If children in kindergarten complete the chapters in this unit, you shouldn’t start the chapters in Unit 2 until they are ready for 1st grade. If children are in first or second grade and complete the chapters in this course, go on to Unit 2.

As a rule, a student who completes Unit 1 will be able to cover the first few chapters in Unit 2 very quickly.

Course Overview

This reading program is based on the Structured Tutoring model designed by Dr. Harrison after two decades of researching the best methods for teaching reading. Selected for the National Diffusion Network, nominated as a promising practice in Right to Read and written up in the Harvard Education Review, Structured Tutoring and its classroom version have had a significant impact on thousands of parents, teachers and tens of thousands of students over the years.

This reading program contains each of the four focuses of the National Reading Panel’s recommendations:

  • Explicit instruction in phonemic awareness (words can be broken into smaller sounds)
  • Systematic phonics instruction (blending and non-word reading)
  • Methods to improve fluency (reading rate exercises)
  • Ways to enhance comprehension (vocabulary building and reading comprehension passages)

All units are delivered via Canvas, the learning management system used by Ensign Peak Academy. The units are divided into bite-sized learning topics to help children learn to read and write one step at a time.

The course includes clear Guidelines, as well as General Techniques and Procedures, and an easy to use sound guide.  
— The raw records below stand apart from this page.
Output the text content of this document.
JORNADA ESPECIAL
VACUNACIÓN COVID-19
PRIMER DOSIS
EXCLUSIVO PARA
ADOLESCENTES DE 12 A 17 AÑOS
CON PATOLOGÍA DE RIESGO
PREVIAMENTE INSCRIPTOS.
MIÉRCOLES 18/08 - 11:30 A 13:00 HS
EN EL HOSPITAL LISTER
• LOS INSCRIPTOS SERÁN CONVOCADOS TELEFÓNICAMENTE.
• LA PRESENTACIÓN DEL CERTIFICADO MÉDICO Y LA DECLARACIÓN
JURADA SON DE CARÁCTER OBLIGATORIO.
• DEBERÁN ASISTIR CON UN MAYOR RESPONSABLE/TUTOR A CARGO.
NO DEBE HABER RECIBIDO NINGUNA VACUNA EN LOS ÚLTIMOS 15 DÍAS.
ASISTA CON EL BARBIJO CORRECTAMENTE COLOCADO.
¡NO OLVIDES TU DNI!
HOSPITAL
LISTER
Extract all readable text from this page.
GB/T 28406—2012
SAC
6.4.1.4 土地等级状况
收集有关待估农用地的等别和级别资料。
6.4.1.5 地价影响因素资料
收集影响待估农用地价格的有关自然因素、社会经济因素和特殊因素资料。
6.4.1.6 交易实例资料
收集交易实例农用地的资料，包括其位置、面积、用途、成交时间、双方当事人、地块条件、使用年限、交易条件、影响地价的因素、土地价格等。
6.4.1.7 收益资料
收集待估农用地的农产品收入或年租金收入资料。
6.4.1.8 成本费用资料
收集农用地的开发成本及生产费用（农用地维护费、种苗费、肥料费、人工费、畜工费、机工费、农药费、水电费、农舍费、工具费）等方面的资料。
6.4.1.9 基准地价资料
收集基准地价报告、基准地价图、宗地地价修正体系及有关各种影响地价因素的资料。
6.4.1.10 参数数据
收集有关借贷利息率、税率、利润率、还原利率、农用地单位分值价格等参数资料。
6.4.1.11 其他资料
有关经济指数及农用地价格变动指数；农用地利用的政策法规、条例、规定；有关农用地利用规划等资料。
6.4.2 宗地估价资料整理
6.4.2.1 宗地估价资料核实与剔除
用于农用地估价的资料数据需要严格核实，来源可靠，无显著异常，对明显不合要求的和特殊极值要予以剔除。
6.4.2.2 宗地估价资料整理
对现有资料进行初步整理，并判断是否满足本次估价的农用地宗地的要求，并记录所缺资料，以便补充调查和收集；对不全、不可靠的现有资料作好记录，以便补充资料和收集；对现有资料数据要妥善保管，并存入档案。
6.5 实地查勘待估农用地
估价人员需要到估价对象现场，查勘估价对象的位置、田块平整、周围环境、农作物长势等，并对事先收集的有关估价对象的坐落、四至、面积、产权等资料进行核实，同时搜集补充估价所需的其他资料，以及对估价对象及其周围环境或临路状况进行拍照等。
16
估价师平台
Research-based Instruction

Harrison’s work also followed the recommendations of Educational Programs that Work and Effective School’s research.  The report found that there are unique characteristics and processes common to education where all children are learning, regardless of family background, or aptitude, which was commonly thought to be the determinant as to whether a child could learn to read or not.  Harrison’s Structured Tutoring model and also the classroom model have proven to be effective for all children, especially those thought to be unable to master reading for all of the common explanations of failure to learn.

Research has shown that the root cause of failure of a child to learn to read is the inability to blend letter sounds to form words.  Based on this finding, procedures are provided in this course for teaching children to blend letter sounds.  In addition, the lessons cover other critical aspects of reading.  In the lessons it is explained how to:

  • Teach letter sounds and basic attack skills (blending individual sounds to form words)
  • Teach the most frequently encountered sight words (those whose pronunciation must be memorized (e.g., the, where)
  • Teach phonetic rules
  • Teach students to read fluently and comprehend what they read

The only way to ensure that children are proficient in their ability to “decode” or sound out words, is to give them extensive practice reading phonetically regular words which have not been encountered previously.  The surest way to do this, is to have them read nonsense words (e.g., faf, thexcon, brime).  For this reason, the child is given practice decoding nonsense words to ensure their ability to decode new words that haven’t been encountered before.

The Book of Mormon

The Book of Mormon is a perfect text for teaching reading because in the process of reading the Book of Mormon, the critical sub-skills of reading are practiced over and over again.  Children who can read the Book of Mormon fluently do not experience difficulty reading other materials.